Un phénomène, qui semble toucher la grammaire comme elle est traditionnellement perçue, trouble cette conception très ancienne de la grammaire. Jusqu’à l’avènement de la méthodologie communicative au début des années 80, ‘«’
‘ les descriptions grammaticales avaient pour objectif de mettre en évidence le mode d’organisation du sens en mots et les règles par lesquelles ces mots pouvaient être groupés en ensembles appelés Phrases ’
‘»’ (Vigner : 2004 : 35).
En revanche, si l’on observe les cours de L2 tels qu’ils se présentent aujourd’hui, l’on constate que la grammaire ne se situe plus seulement autour de la règle grammaticale et de sa traçabilité, comme nous l’avions relevé ci-dessus et que ‘«’
‘ l’activité grammaticale ne se limite plus à la leçon de grammaire ’
‘»’
(Idem). C’est ce que l’on peut constater dans la définition relevée ci-après de la compétence linguistique adoptée par le Conseil de l’Europe dans le Cadre européen de références (2003: 87) :
La grammaire a donc changé de rang. Après avoir été érigée au premier rang dans la méthode grammaire-traduction puis boudée dans les méthodes suivantes, elle est revenue au second plan et demeure aujourd’hui au statut de soutien de la compétence communicative.

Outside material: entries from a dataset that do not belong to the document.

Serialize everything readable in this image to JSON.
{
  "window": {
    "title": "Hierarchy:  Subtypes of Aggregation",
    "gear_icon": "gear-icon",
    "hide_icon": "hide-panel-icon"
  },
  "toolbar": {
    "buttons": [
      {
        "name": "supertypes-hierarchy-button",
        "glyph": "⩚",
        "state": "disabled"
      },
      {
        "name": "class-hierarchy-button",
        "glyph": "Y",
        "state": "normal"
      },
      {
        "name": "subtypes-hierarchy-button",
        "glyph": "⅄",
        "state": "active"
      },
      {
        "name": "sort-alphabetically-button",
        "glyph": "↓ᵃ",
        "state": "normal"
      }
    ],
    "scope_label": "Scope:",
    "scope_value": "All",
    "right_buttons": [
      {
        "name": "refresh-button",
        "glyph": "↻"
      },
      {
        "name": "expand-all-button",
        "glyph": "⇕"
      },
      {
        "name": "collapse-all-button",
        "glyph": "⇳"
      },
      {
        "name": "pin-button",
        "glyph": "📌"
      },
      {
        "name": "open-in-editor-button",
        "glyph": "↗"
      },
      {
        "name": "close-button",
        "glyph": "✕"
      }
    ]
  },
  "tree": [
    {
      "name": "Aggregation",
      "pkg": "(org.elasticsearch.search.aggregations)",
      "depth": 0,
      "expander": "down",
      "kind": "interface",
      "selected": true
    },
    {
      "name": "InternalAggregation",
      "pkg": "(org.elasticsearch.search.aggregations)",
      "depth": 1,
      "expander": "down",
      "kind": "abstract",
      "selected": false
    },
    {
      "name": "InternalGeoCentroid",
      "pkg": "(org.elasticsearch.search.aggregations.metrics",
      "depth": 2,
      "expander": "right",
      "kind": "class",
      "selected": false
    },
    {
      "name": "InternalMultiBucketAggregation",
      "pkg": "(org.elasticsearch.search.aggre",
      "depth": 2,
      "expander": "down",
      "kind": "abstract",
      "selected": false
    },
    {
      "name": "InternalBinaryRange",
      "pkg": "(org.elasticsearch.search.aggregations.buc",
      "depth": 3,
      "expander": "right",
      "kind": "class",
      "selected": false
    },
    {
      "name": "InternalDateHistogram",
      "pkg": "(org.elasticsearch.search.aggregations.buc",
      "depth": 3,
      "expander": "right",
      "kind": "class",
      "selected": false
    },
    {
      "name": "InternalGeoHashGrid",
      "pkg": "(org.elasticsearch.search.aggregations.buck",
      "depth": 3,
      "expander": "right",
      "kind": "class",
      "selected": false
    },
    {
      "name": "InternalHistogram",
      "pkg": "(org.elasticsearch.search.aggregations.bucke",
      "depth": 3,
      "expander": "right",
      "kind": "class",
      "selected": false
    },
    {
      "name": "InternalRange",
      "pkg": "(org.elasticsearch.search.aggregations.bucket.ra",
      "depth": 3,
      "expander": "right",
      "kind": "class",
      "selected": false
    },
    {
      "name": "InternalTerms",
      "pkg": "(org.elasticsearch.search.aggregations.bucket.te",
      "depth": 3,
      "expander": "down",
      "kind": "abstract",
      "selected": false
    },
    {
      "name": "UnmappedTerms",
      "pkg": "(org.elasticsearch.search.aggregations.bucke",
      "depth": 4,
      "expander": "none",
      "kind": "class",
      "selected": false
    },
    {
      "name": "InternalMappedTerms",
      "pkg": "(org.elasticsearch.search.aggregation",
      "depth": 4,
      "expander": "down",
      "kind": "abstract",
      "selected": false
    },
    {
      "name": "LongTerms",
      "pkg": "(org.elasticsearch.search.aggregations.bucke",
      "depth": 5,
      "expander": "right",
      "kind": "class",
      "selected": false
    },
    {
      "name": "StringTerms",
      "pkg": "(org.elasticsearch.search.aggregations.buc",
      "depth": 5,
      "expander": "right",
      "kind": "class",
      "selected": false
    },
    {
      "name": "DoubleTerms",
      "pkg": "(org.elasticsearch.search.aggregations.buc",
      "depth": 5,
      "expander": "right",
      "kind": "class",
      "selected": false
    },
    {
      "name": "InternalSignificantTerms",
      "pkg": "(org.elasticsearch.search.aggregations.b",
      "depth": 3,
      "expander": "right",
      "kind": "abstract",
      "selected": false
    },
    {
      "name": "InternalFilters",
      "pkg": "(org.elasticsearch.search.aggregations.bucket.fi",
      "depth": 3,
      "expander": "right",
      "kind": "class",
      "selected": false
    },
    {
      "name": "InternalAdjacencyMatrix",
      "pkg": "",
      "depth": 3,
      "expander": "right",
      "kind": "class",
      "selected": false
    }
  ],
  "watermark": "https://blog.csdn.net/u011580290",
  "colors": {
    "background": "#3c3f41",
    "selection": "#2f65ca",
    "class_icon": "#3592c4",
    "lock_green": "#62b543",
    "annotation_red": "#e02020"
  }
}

Nous allons maintenant présenter brièvement les traces de cette présence grammaticale en dehors de la séquence grammaticale, ce qui revient à se demander où peut se situer la grammaire dans un cours de L2:
lors de toute tâche de production, l’enseignant peut aider l’apprenant à formuler son message conformément aux règles et aux conventions de la L2 et ce, au sein d’un étayage 32 qui offrira à l’apprenant un ensemble de procédés visant essentiellement une correction linguistique. On peut considérer cela comme un moment grammatical même s’il est court et inopiné par rapport à la programmation préalable du cours et même s’il ne fait pas forcément appel à la règle et à un travail d’explication qui correspondraient au problème posé. En effet, la référence à une règle mal appliquée pourra être implicite si l’enseignant choisit de mettre en évidence l’erreur pour donner l’occasion à l’apprenant de recourir à une autocorrection. Cette mise en évidence pourra prendre plusieurs formes: interruption du flux communicatif, expression d’un problème par le langage corporel (surtout facial), la répétition de la production en insistant sur l’emplacement approximatif de l’erreur, etc. ;
Vigner (2004) s’interroge sur la place de l’orthographe dans la grammaire en FLE. En effet, la langue française a gardé les traces de son histoire, c’est pourquoi se pose souvent le problème de l’homophonie : au moins deux morphèmes qui se prononcent et que l’on entend de la même façon mais qui s’orthographient différemment lors du passage de l’oral à l’écrit. A ce propos, Vigner parle de la traduction graphique de faits [de langue] (13). Il faut ajouter la justification française à cela. La langue française a été fortement soutenue depuis le traité de Villers-Cotterêts au XVIème siècle par une politique de défense et d’intégration forcée auprès du peuple français, dont certaines régions ne parlaient pas du tout cette langue au quotidien. La première arme de la France pour atteindre ce but a été avant tout l’école où fut imposée de façon très stricte la normalisation de la langue en passant par la valorisation de la grammaire transmise par la haute société de l’époque et les Belles Lettres, notamment la littérature, que l’on considérait comme la source pure de la langue française. Ainsi cette tradition grammaticalisante, comme l’appelle Vives (1989 : in : La place de la grammaire), influence les méthodes françaises d’enseignement de L2 francophone. D’après Vigner, c’est un phénomène politico-linguistique propre à la France, c’est pourquoi on retrouve une tradition grammaticalisante beaucoup plus disparate dans les pays voisins tels que l’Angleterre et l’Allemagne ;
La présentation de l’input langagier n’est jamais anodine puisqu’elle vise toujours l’objectif de faire apprendre la L2 à l’apprenant. Vigner (104) prend l’exemple d’une méthode d’approche communicative qui, dans sa première leçon, propose un dialogue de présentation de personnages à priori culturellement et pragmatiquement usuel. Si l’on observe ce support plus précisément, on remarque que l’input est organisé même s’il n’y a pas dans un premier temps de lien concret avec une activité grammaticale. Cette organisation a sans aucun doute pour but que l’apprenant puisse commencer à émettre des hypothèses et à grammaticaliser la ou les nouvelles structures.